There are many such rhythms. One of them is time off and away, of which Sabbath-keeping and sabbatical-taking are two manifestations. It is in the best interest of both parish and church worker to consider both of these.

A Sabbatical is simply health-giving and spirit-enhancing. It promotes wellness and wholeness.

  1. A pastor has emotional highs and lows unlike most other vocations. In the course of a day, a pastor can deal with death, deep spiritual issues, great encouragement, petty criticisms, tragedies, illnesses, and celebrations of birth. The emotional roller coaster is draining. Your pastor needs a break—many times a break with no distractions.
  2. A pastor is on 24-hour call. Most pastors don’t have an “off” switch. They go to sleep with the knowledge they could be awakened by a phone call at anytime of the day. Vacations are rarely uninterrupted. It can be an exhausting vocation, and a sabbatical can be a welcome time to slow down.

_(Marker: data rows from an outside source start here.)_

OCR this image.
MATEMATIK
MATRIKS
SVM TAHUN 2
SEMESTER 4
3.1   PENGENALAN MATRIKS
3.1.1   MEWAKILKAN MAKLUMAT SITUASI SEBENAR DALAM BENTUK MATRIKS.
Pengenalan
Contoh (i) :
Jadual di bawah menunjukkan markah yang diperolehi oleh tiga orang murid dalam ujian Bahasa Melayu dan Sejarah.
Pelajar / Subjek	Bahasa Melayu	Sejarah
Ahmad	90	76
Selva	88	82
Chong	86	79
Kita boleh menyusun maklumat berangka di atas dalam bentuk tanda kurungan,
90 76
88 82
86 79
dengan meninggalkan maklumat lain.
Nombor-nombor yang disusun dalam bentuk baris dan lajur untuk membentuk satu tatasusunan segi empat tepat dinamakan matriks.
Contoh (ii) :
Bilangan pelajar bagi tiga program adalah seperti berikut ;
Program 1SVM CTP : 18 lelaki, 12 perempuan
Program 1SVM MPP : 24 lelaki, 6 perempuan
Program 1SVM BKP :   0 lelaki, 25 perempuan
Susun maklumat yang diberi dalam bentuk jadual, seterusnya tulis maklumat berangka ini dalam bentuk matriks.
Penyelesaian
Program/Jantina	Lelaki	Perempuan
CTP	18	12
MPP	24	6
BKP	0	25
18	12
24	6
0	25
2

  3. Pastors need time of uninterrupted study. It doesn’t usually happen in the study at church or home. There is always the crisis or need of the moment. Church members expect sermons that reflect much prayer and study. The pastor’s schedule often works against that ideal. The sabbatical can offer much needed, and uninterrupted, study time.
  4. Pastors who have sabbaticals have longer tenure at churches. Though my information is anecdotal, I do see the trend. And while I cannot prove a cause-and-effect relationship, I feel confident that pastors who have sabbaticals are much more likely to stay at a church because they are less likely to experience burnout.
  5. Pastors who have sabbaticals view the time off as an affirmation from their churches. I have heard from many pastors who share with me a sentence similar to this one: “I know my church loves me because they give me a sabbatical.” Pastors need affirmation. Sabbaticals can accomplish that goal.